Comparison of two motor laterality tests in the domestic dog (Canis familiaris)

  • Ms Lisa Tomkins, University of Sydney, Australia
  • Dr Peter Thomson, University of Sydney, Australia
  • Dr Paul McGreevy, University of Sydney, Australia
  • Associations between motor laterality and noise sensitivity have been reported in the literature. Fearfulness, including noise sensitivity, is one reason for failure of guide dogs during training. Furthermore, convention dictates that dogs work to the left of their handlers, even though this may disadvantage some perfectly useful dogs. So, knowing a given animal's laterality may be predictive of its fearfulness and usefulness as a guide. Motor laterality in potential guide dogs (n=88) was determined using two methods: the KongTM Test (the current benchmark test) and our innovation, the First-stepping Test.

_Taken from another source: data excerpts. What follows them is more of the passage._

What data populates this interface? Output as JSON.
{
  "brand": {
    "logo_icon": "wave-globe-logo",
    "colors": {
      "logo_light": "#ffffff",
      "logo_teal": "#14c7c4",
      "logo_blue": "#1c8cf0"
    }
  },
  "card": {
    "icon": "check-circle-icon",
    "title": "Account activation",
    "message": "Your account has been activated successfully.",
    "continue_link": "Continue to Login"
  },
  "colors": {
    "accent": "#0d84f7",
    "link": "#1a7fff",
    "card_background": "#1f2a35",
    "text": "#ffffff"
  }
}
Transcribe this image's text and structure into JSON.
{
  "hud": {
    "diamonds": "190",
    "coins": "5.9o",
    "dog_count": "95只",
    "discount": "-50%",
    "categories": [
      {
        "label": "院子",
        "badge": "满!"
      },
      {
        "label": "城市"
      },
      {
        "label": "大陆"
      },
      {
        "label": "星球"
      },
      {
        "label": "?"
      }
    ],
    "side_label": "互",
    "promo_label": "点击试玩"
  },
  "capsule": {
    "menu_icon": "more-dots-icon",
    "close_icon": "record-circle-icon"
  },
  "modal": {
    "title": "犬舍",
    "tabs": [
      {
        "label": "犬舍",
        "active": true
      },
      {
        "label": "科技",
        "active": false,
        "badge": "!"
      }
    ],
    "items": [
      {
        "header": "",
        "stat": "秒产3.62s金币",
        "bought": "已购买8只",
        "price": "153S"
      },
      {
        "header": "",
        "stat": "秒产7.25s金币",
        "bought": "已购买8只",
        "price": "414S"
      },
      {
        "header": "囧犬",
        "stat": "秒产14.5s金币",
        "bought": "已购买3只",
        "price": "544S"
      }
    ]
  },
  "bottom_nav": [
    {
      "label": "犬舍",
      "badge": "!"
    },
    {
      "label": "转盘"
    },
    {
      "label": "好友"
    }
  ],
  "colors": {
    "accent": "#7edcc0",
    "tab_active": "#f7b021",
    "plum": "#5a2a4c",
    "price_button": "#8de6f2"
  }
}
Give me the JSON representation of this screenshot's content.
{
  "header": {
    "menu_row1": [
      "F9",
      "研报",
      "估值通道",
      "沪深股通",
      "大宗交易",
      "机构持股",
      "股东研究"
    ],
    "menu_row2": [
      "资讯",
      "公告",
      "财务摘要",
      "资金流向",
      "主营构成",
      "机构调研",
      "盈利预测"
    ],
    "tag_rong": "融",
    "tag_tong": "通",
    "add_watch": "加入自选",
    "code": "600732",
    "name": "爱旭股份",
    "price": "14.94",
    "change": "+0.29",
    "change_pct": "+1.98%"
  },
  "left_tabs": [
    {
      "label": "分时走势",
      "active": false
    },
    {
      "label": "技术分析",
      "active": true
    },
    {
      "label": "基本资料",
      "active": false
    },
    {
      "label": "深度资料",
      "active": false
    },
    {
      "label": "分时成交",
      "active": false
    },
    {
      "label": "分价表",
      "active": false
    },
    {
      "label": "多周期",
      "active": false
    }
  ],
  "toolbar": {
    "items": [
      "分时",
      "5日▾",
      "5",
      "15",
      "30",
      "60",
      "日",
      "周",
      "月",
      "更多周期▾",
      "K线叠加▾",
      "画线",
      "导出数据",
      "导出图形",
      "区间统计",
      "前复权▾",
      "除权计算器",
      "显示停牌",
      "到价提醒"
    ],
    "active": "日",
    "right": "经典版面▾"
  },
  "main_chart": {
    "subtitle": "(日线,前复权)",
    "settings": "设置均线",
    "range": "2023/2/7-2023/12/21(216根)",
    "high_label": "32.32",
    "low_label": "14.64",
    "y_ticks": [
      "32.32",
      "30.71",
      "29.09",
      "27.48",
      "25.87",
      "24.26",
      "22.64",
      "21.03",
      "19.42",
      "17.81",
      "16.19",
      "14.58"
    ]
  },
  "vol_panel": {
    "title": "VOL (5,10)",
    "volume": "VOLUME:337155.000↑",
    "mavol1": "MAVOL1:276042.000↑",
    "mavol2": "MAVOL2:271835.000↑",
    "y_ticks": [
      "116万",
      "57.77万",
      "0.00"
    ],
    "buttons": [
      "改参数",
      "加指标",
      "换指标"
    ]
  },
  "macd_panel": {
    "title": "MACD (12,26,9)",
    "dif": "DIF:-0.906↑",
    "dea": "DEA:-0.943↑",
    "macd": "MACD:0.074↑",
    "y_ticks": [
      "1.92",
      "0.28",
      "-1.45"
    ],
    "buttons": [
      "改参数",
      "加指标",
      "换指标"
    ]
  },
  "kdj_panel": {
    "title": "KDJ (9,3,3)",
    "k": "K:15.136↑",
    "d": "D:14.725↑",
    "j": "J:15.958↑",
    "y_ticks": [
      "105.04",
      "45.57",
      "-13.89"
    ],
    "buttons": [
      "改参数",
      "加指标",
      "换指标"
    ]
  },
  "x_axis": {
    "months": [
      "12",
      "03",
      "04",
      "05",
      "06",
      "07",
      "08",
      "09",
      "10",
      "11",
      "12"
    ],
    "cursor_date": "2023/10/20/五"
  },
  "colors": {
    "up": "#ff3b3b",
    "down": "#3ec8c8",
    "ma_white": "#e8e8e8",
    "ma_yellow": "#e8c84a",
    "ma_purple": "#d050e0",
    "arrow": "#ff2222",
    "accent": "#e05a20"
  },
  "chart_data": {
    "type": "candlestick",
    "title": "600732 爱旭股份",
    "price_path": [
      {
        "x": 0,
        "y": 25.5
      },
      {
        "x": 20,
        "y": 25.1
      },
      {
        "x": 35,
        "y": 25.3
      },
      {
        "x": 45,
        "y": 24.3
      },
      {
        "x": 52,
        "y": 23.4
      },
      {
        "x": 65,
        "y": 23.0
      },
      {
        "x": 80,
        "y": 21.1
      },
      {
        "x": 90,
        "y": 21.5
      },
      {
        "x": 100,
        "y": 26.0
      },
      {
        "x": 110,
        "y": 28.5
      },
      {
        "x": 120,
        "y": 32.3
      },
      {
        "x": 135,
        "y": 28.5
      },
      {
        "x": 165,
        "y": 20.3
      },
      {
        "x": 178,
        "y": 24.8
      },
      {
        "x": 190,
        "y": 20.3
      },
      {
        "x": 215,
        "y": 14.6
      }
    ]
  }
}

KongTM studies record 50 paw-uses during foraging from a rubber cylinder, which can take up to 4 hours per dog. First-stepping bypasses hunger and simply records the first foot advanced after standing with both forelegs level. Unlike the KongTM Test, 50 observations can be obtained in 20 minutes. First-stepping exposed more significant paw preferences (71.6%; p<0.001) than the KongTM (40.9%; p=0.21). Using a one sample t-test, it showed a marginally non-significant tendency for a right population bias (p=0.065) whereas the KongTM Test indicated an ambidextrous population (p=0.40). Slightly over half the dogs (55.7%) showed a significant paw preference in one test but not the other. Of the 28.4% of dogs showing a consistent paw preference in both tests, only 44.0% had a significant bias. Direction (p=0.98) and strength (p=0.77) of lateralisation were not correlated between the two tests. These results concur with previous laterality studies by showing that motor bias changes with task complexity. The difference in population biases observed is likely to reflect different motivation and action patterns between the two tests; foraging in the KongTM, and locomotory in First-stepping. Compared with the KongTM, the First-stepping Test is quicker and more discriminating as demonstrated by its exposure of a significant left or right paw preference in more dogs.